In an interview with Ekho Moskvy radio station on January 24, Berezovsky, who was a prominent player in the Kremlin in the 1990s and helped bring Putin to power before falling out of favor, said the president had violated the constitution and any violent action on the opposition's part was justified. "That includes taking power by force, which is exactly what I am working on," he said.

Russia's hopes for securing Berezovsky's extradition from the U.K. increased following the incident, and prosecutors filed another extradition request after British authorities condemned his statements. Jack Straw, then Britain's foreign secretary, criticized Berezovsky's comments in a statement February 23.

"I am aware of the comments made by Mr. Boris Berezovsky in an interview on January 24," Straw said. "Advocating the violent overthrow of a sovereign state is unacceptable, and I condemn these comments unreservedly." Straw also warned Berezovsky that the U.K. government could review his political refugee status.

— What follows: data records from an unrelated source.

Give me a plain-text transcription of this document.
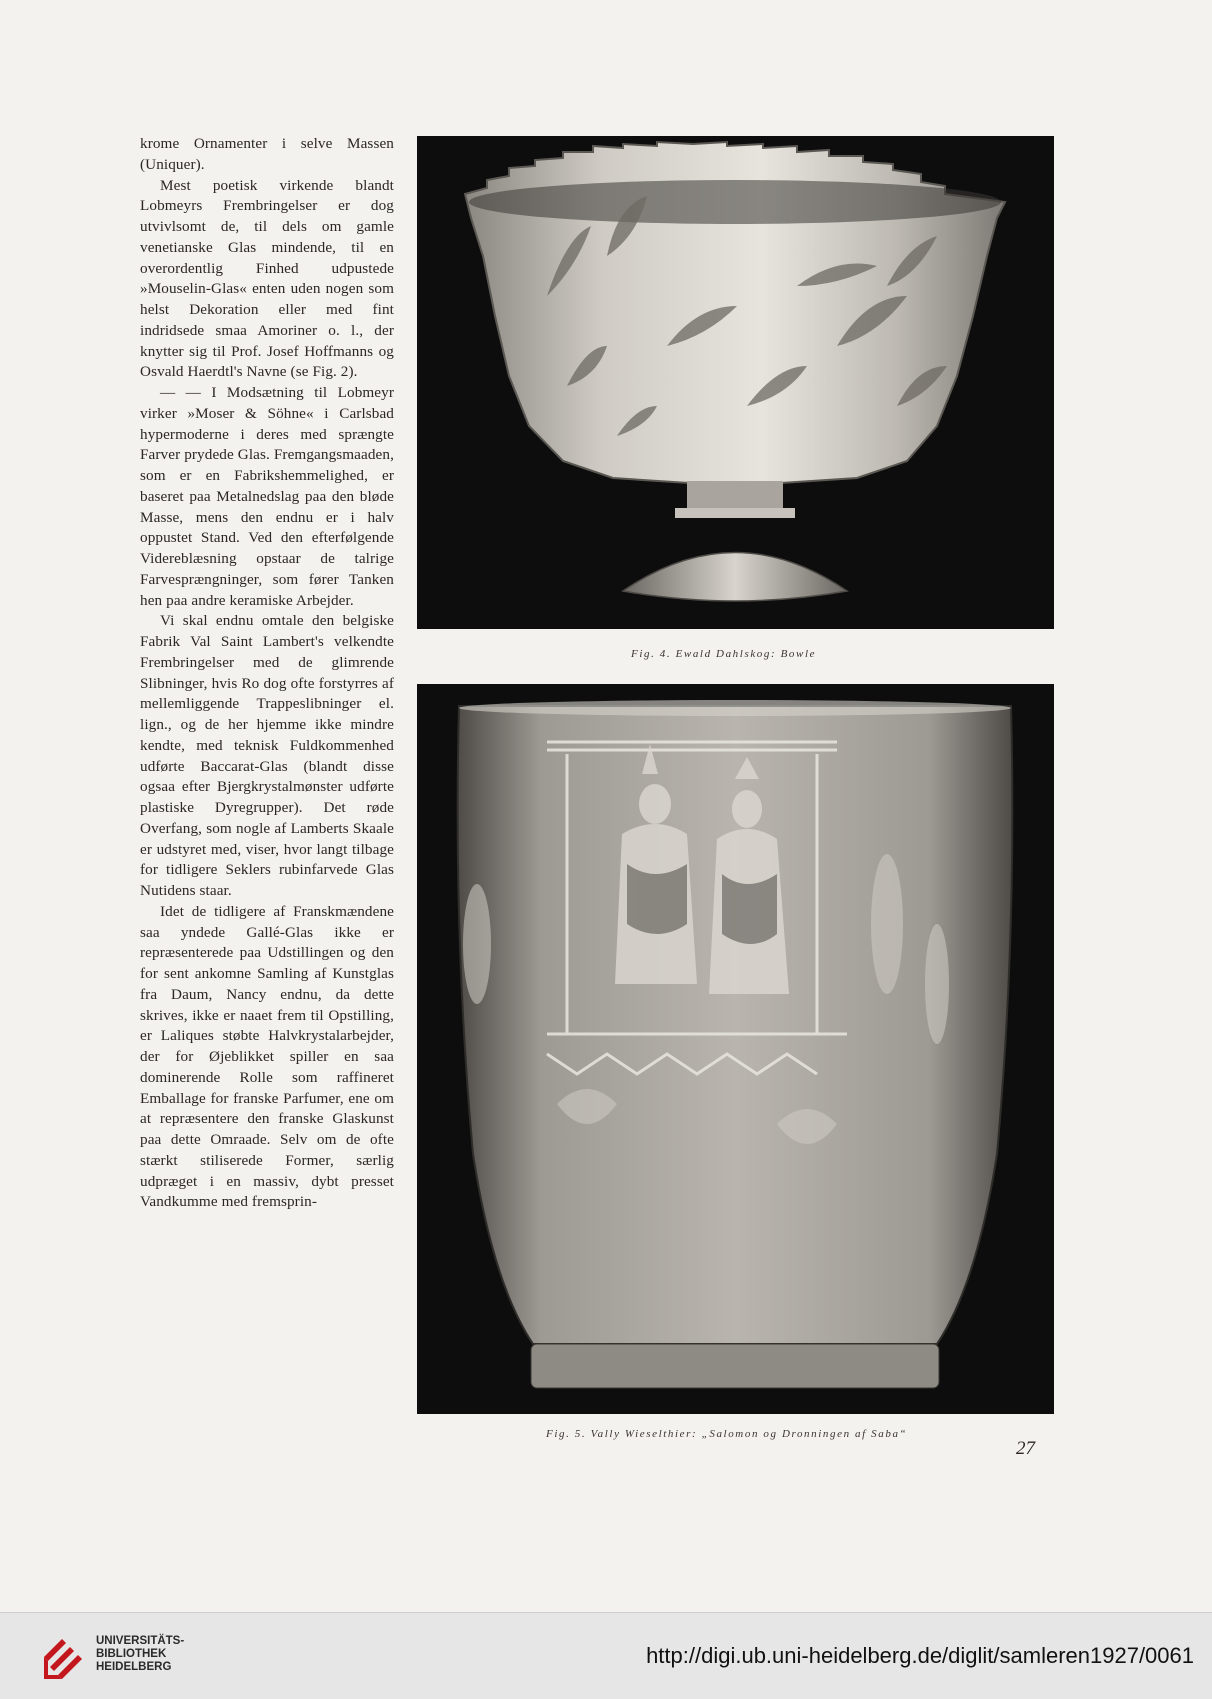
krome Ornamenter i selve Massen (Uniquer).

Mest poetisk virkende blandt Lobmeyrs Frembringelser er dog utvivlsomt de, til dels om gamle venetianske Glas mindende, til en overordentlig Finhed udpustede »Mouselin-Glas« enten uden nogen som helst Dekoration eller med fint indridsede smaa Amoriner o. l., der knytter sig til Prof. Josef Hoffmanns og Osvald Haerdtl's Navne (se Fig. 2).

— — I Modsætning til Lobmeyr virker »Moser & Söhne« i Carlsbad hypermoderne i deres med sprængte Farver prydede Glas. Fremgangsmaaden, som er en Fabrikshemmelighed, er baseret paa Metalnedslag paa den bløde Masse, mens den endnu er i halv oppustet Stand. Ved den efterfølgende Videreblæsning opstaar de talrige Farvesprængninger, som fører Tanken hen paa andre keramiske Arbejder.

Vi skal endnu omtale den belgiske Fabrik Val Saint Lambert's velkendte Frembringelser med de glimrende Slibninger, hvis Ro dog ofte forstyrres af mellemliggende Trappeslibninger el. lign., og de her hjemme ikke mindre kendte, med teknisk Fuldkommenhed udførte Baccarat-Glas (blandt disse ogsaa efter Bjergkrystalmønster udførte plastiske Dyregrupper). Det røde Overfang, som nogle af Lamberts Skaale er udstyret med, viser, hvor langt tilbage for tidligere Seklers rubinfarvede Glas Nutidens staar.

Idet de tidligere af Franskmændene saa yndede Gallé-Glas ikke er repræsenterede paa Udstillingen og den for sent ankomne Samling af Kunstglas fra Daum, Nancy endnu, da dette skrives, ikke er naaet frem til Opstilling, er Laliques støbte Halvkrystalarbejder, der for Øjeblikket spiller en saa dominerende Rolle som raffineret Emballage for franske Parfumer, ene om at repræsentere den franske Glaskunst paa dette Omraade. Selv om de ofte stærkt stiliserede Former, særlig udpræget i en massiv, dybt presset Vandkumme med fremsprin-

Fig. 4. Ewald Dahlskog: Bowle
Fig. 5. Vally Wieselthier: „Salomon og Dronningen af Saba“
27
UNIVERSITÄTS-
BIBLIOTHEK
HEIDELBERG	http://digi.ub.uni-heidelberg.de/diglit/samleren1927/0061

Russian prosecutors had previously demanded Berezovsky's extradition in 2002, when a warrant for his arrest was issued on charges of fraud regarding carmaker AvtoVAZ. The prosecution also declared Berezovsky the main suspect in the embezzlement of large sums from Aeroflot, Russia's national air carrier, in which he owned a significant stake. However, the British authorities turned down Russia's extradition request and Berezovsky dismissed the charges as politically motivated.

The exiled tycoon made his fortune in the turbulent 1990s in dubious privatization deals following the collapse of the Soviet Union. His financial assets helped him rise to power and become a Kremlin insider under ex-President Boris Yeltsin.